Les toutes récentes déclarations du leader spirituel des Frères musulmans, Al Qaradhawi,- haranguant deux millions d’Egyptiens place Tahrir, pour les convaincre de submerger Israël afin d’en finir avec scandale permanent- une terre conquise par l’Islam cessant d’être terre d’islam pour être terre d’islam, de christianisme, d’athéisme, de bahaïsme, et... scandale des scandales, terre de judaïsme non réduit au statut de la dhimmia comme les Coptes d’Egypte- montrent, à qui n’est pas aveugle et sourd volontaire, qu’un accord israélo-palestinien n’est pas une affaire de concession israélienne. Elles montrent, que la nature des concessions, c’est de choisir : la valise ou le cercueil ! Nos brillants universitaires ont à cet égard déjà choisi. Les points de chute qu’ils se sont trouvés, ici et là, en Europe et aux USA ne sont pas trop inconfortables.
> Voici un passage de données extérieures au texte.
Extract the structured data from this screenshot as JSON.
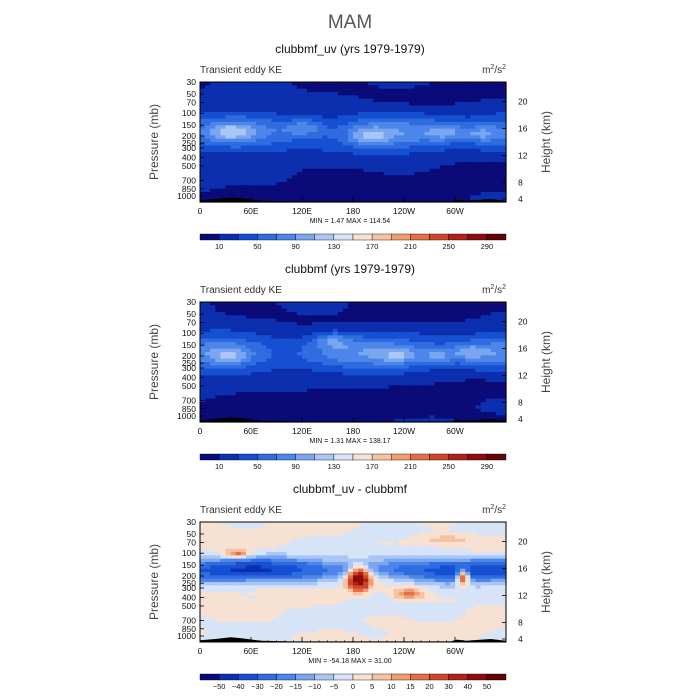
{
  "figure": {
    "title": "MAM"
  },
  "chart_data": [
    {
      "type": "heatmap",
      "title": "clubbmf_uv (yrs 1979-1979)",
      "subtitle_left": "Transient eddy KE",
      "units": "m2/s2",
      "ylabel_left": "Pressure (mb)",
      "ylabel_right": "Height (km)",
      "xticks": [
        "0",
        "60E",
        "120E",
        "180",
        "120W",
        "60W"
      ],
      "xlim": [
        0,
        360
      ],
      "pressure_ticks": [
        "30",
        "50",
        "70",
        "100",
        "150",
        "200",
        "250",
        "300",
        "400",
        "500",
        "700",
        "850",
        "1000"
      ],
      "height_ticks": [
        "20",
        "16",
        "12",
        "8",
        "4"
      ],
      "stats_label": "MIN =    1.47   MAX = 114.54",
      "min": 1.47,
      "max": 114.54,
      "colorbar_labels": [
        "10",
        "50",
        "90",
        "130",
        "170",
        "210",
        "250",
        "290"
      ],
      "levels": [
        10,
        30,
        50,
        70,
        90,
        110,
        130,
        150,
        170,
        190,
        210,
        230,
        250,
        270,
        290
      ]
    },
    {
      "type": "heatmap",
      "title": "clubbmf (yrs 1979-1979)",
      "subtitle_left": "Transient eddy KE",
      "units": "m2/s2",
      "ylabel_left": "Pressure (mb)",
      "ylabel_right": "Height (km)",
      "xticks": [
        "0",
        "60E",
        "120E",
        "180",
        "120W",
        "60W"
      ],
      "xlim": [
        0,
        360
      ],
      "pressure_ticks": [
        "30",
        "50",
        "70",
        "100",
        "150",
        "200",
        "250",
        "300",
        "400",
        "500",
        "700",
        "850",
        "1000"
      ],
      "height_ticks": [
        "20",
        "16",
        "12",
        "8",
        "4"
      ],
      "stats_label": "MIN =    1.31   MAX = 138.17",
      "min": 1.31,
      "max": 138.17,
      "colorbar_labels": [
        "10",
        "50",
        "90",
        "130",
        "170",
        "210",
        "250",
        "290"
      ],
      "levels": [
        10,
        30,
        50,
        70,
        90,
        110,
        130,
        150,
        170,
        190,
        210,
        230,
        250,
        270,
        290
      ]
    },
    {
      "type": "heatmap",
      "title": "clubbmf_uv - clubbmf",
      "subtitle_left": "Transient eddy KE",
      "units": "m2/s2",
      "ylabel_left": "Pressure (mb)",
      "ylabel_right": "Height (km)",
      "xticks": [
        "0",
        "60E",
        "120E",
        "180",
        "120W",
        "60W"
      ],
      "xlim": [
        0,
        360
      ],
      "pressure_ticks": [
        "30",
        "50",
        "70",
        "100",
        "150",
        "200",
        "250",
        "300",
        "400",
        "500",
        "700",
        "850",
        "1000"
      ],
      "height_ticks": [
        "20",
        "16",
        "12",
        "8",
        "4"
      ],
      "stats_label": "MIN =  -54.18   MAX =  31.00",
      "min": -54.18,
      "max": 31.0,
      "colorbar_labels": [
        "−50",
        "−40",
        "−30",
        "−20",
        "−15",
        "−10",
        "−5",
        "0",
        "5",
        "10",
        "15",
        "20",
        "30",
        "40",
        "50"
      ],
      "levels": [
        -50,
        -40,
        -30,
        -20,
        -15,
        -10,
        -5,
        0,
        5,
        10,
        15,
        20,
        30,
        40,
        50
      ]
    }
  ],
  "palette": [
    "#0a0a78",
    "#0b2fae",
    "#1650d2",
    "#2e6ce0",
    "#4c86ea",
    "#7aa6f0",
    "#a9c6f5",
    "#d7e4f8",
    "#f6e1d2",
    "#f6c2a2",
    "#f19c72",
    "#e56f45",
    "#d1462b",
    "#b02218",
    "#8c0c0c",
    "#600404"
  ]
}
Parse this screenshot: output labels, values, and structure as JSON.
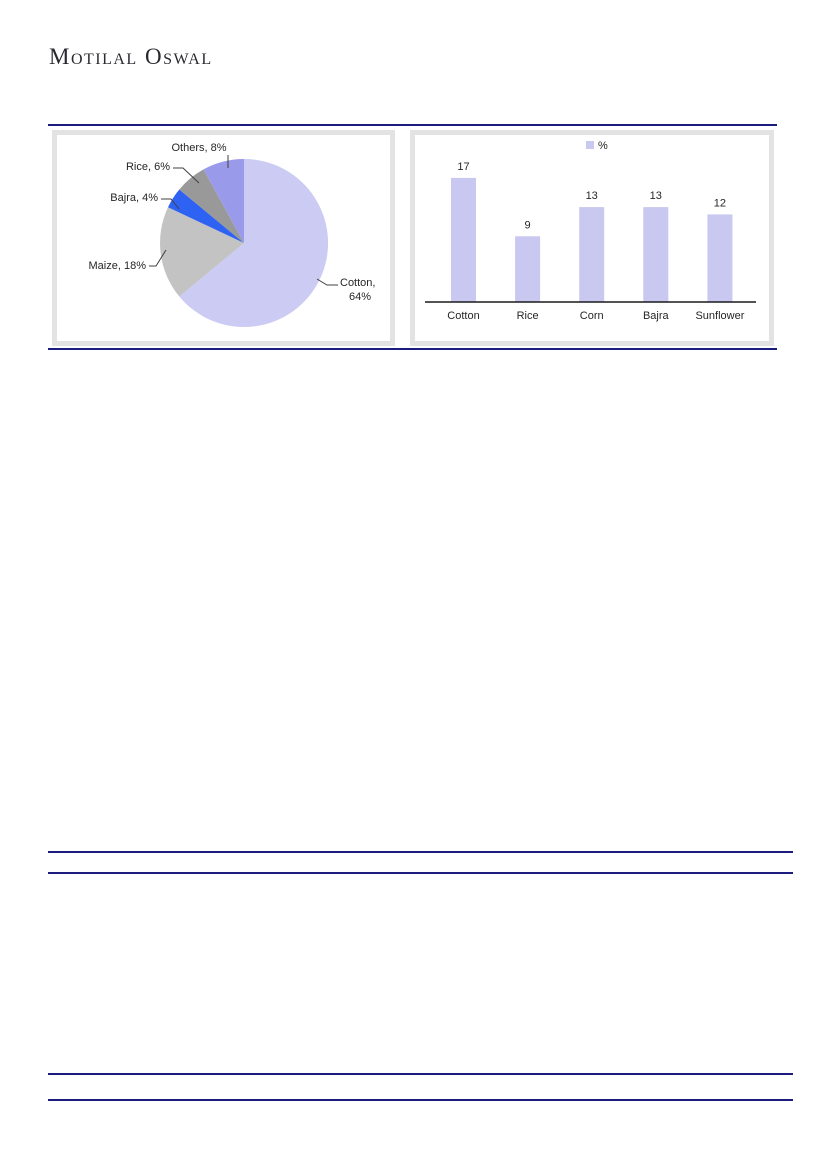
{
  "brand": {
    "logo_text": "Motilal Oswal"
  },
  "rules": {
    "count": 4,
    "color": "#1c1c7e"
  },
  "colors": {
    "panel_border": "#1c1c7e",
    "chart_frame": "#e3e3e3",
    "axis": "#1a1a1a",
    "text": "#262626"
  },
  "chart_data": [
    {
      "type": "pie",
      "title": "",
      "labels": [
        "Cotton",
        "Maize",
        "Bajra",
        "Rice",
        "Others"
      ],
      "values": [
        64,
        18,
        4,
        6,
        8
      ],
      "unit": "%",
      "slice_label_format": "{label}, {value}%",
      "colors": [
        "#cbcbf3",
        "#c3c3c3",
        "#2e62f2",
        "#999999",
        "#9a9aeb"
      ],
      "start_angle_deg": 0,
      "direction": "clockwise",
      "legend_position": "none",
      "leader_color": "#404040"
    },
    {
      "type": "bar",
      "categories": [
        "Cotton",
        "Rice",
        "Corn",
        "Bajra",
        "Sunflower"
      ],
      "values": [
        17,
        9,
        13,
        13,
        12
      ],
      "legend": [
        "%"
      ],
      "legend_position": "top",
      "bar_color": "#c8c8f0",
      "ylim": [
        0,
        18
      ],
      "gridlines": false,
      "value_labels": true,
      "xlabel": "",
      "ylabel": ""
    }
  ]
}
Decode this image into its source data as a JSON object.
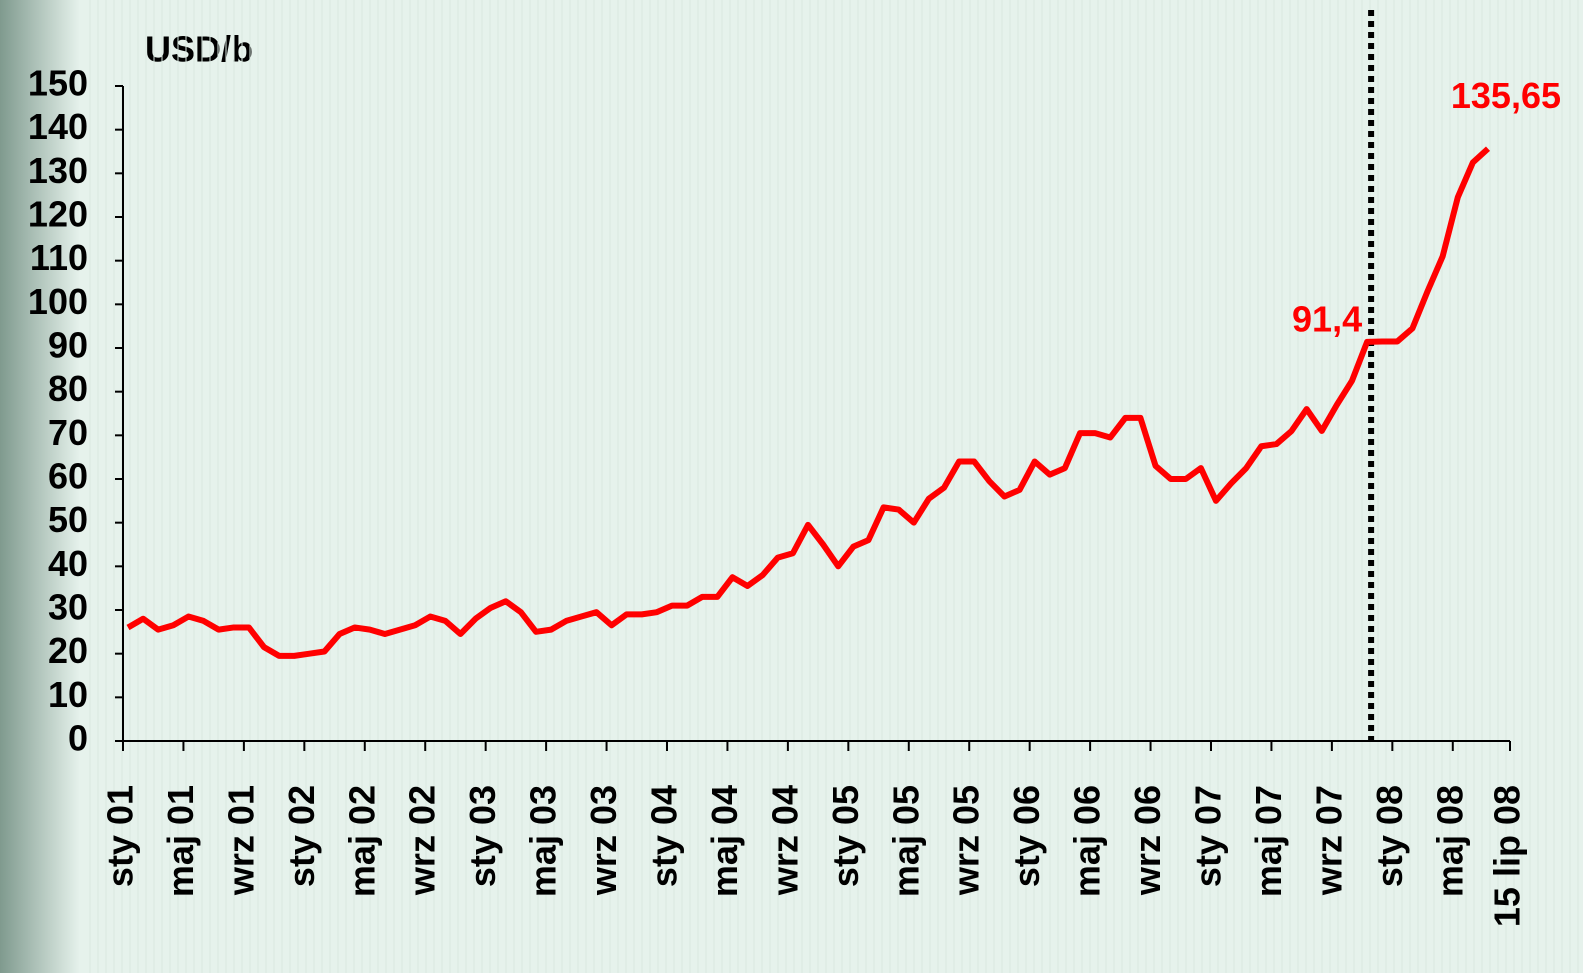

Dans mon article je distinguais Guesde et Jaurès sur la question de l’indépendance du syndicalisme vis-à-vis des « écoles socialistes ». La toute récente décision du Bureau confédéral de la CGT, pour financer le « Marmara » français et pour faire de l’antisionisme un point de programme de cette central syndicale, montre que la différence entre Jaurès et Guesde était bien une différence capitale, une divergence majeure et que : soit Sternhell ne connaît rien aux syndicats et au syndicalisme en France, soit qu’il ne connaît rien des « écoles socialistes classiques » en France, soit le quotidien de référence du soir l’a fait parler et a inventé un entretien qui n’a pas eu lieu.